Söylemekle somutlaştırıyor ne varsa. En öznel duygularınız için de geçerli bu durum. Aşığım demeden farkına varmayabiliyorsunuz duygularınızın. Sevmiyorum demeden birilerinin size verdiği rahatsızlığı anlamlandıramıyorsunuz.  Yazmak ya da söylemek kendine itiraf gibi. Bir kere söyleyince kendinize geri dönüşünüz olmuyor. 

İnsanı inceleyen bilim dallarının olması size korkunç gelmiyor mu? Üstelik buna insan mühendisliği diyorlar. Oysa bizlerden bilmem kaç milyar olduğu söyleniyor. Hepimizin aynı olduğunu düşünmek kabus gibi değil mi? Ya da birilerinin mikroskopunun altında, lam ile lamel arasında hissetmek korkunç değil mi? Örneğin fakir yerine ''dar gelirli'' tamlaması daha kabul görendir. İnsanlara daha rahatlatıcı gelir ve ne yazık ki bunu bulan psikoloji bilimidir, uygulamaya geçiren ''insan mühendisliği''. Günümüzde bütün bilim dalları insana karşı kullanılmaya devam ediyor.

Söyleyecek sözü olmayanlara bakıyorum. Yaşam konusunda, aşk konusunda, kardeşlik konusunda, insanca yaşama, paylaşma ile ilgili kurabilecekleri bir cümle yok.
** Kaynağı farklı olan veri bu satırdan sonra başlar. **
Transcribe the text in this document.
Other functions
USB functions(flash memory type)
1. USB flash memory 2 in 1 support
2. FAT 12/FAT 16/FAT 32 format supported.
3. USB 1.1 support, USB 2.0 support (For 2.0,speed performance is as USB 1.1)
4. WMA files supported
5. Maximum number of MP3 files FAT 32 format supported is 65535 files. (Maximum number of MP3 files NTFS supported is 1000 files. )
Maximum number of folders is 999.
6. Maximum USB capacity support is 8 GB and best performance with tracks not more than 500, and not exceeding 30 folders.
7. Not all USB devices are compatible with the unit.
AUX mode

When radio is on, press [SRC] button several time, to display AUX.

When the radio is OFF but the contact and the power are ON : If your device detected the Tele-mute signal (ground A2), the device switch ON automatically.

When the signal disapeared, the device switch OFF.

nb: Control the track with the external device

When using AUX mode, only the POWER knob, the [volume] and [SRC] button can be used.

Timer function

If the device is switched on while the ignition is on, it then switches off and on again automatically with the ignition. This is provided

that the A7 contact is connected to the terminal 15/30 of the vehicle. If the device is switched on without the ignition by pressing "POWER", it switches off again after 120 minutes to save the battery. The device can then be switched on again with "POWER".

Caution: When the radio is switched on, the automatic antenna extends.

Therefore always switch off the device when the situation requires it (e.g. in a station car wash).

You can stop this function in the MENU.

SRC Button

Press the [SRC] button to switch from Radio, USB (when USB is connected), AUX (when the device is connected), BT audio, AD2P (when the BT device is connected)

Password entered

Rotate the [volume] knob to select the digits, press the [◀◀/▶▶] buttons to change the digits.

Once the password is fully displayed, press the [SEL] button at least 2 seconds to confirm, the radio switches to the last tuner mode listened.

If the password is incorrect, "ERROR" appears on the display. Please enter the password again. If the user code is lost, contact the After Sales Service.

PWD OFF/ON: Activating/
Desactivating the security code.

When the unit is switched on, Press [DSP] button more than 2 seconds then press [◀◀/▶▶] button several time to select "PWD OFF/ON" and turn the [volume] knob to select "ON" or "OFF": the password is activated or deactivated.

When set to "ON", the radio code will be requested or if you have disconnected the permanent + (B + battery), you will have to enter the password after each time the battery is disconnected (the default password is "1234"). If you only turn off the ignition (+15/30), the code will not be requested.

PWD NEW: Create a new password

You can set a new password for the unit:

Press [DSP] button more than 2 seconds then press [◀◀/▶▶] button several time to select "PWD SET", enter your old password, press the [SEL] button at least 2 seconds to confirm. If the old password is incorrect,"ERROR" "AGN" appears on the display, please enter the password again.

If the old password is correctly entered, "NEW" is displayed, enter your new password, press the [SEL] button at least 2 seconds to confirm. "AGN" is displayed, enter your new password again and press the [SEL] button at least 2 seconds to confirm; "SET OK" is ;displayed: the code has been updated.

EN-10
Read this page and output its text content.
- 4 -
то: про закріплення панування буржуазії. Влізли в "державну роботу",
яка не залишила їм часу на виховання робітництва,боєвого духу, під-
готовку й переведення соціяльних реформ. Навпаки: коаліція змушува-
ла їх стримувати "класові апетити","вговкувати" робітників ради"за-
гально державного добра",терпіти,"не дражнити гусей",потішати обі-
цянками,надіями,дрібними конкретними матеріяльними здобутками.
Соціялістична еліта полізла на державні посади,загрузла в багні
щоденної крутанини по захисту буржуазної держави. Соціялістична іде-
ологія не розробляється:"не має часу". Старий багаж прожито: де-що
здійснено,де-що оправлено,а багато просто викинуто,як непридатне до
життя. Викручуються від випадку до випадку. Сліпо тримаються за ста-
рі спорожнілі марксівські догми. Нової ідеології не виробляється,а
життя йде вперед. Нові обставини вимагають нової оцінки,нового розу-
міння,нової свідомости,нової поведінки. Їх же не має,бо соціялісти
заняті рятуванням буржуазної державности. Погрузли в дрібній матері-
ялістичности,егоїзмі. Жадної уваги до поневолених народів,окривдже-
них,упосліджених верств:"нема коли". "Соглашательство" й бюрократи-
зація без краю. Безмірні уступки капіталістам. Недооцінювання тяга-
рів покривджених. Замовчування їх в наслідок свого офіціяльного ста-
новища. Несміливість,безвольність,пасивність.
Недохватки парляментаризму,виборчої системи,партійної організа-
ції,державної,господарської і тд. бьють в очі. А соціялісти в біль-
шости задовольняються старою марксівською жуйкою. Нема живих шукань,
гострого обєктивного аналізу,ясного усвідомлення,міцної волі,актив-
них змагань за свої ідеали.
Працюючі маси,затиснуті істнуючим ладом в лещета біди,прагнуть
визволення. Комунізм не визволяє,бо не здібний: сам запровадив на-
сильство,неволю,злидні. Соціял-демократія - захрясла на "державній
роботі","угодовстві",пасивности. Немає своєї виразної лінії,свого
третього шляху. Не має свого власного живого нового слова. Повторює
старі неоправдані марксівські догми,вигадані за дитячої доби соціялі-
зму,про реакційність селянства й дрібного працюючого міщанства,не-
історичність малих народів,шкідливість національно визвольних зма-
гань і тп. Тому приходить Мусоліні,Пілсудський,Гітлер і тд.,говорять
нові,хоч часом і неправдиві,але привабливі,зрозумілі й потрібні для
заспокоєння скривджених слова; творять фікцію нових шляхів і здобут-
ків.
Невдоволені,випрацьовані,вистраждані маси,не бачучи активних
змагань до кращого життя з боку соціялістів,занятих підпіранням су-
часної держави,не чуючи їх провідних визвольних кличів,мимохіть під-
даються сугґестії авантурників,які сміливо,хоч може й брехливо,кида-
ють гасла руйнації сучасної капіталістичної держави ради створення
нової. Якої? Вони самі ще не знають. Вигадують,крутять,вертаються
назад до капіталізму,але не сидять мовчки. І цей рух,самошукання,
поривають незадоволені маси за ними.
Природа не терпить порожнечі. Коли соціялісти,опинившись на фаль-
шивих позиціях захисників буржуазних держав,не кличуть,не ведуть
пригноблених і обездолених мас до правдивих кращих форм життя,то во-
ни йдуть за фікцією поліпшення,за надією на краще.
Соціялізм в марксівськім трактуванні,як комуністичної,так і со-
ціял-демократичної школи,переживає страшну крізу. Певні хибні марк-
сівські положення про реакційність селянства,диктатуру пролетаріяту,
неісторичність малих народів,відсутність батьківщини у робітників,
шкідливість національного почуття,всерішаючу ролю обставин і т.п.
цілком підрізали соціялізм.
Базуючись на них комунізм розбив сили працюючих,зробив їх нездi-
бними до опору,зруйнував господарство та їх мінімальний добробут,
Sadece anlamını bilmedikleri ama ezberledikleri cümleleri tekrar etmekle yetiniyorlar. Yaşamak için kendi buldukları bir yol, yöntem yok. Onlara sunulan klişeleri uygulamaya devam ediyorlar. İnsan mühendislerinin önlerine getirdiği kalıpların dışına çıkamıyorlar. Maalesef bu zümre toplumumuzu oluşturan insanların yarısından fazla.
Bu dünya üzerinde insanların sinir uçlarını keşfederek bunu kapitalizme uyarlayan kişiler var. Örneğin insanların komşularından geri kalma korkusundan yararlanarak reklamcılıkta duayen olan psikolog gibi. Maalesef ve ne mutlu ki insanız, hâlâ çok kırılganız, çok açmazımız var. 

İki insan vardır dünya üzerinde; söyleyen ve susan. Susan bilmez ya da görmezden gelir. Mutludur.  Söyleyen söylemese çıldırır. Söylese de mutsuzdur; söylemese de.

İnsan en kolay kendini kandırır; her yalan en çok kendi ruhunuzu kirletir ve hepimizi etkiler.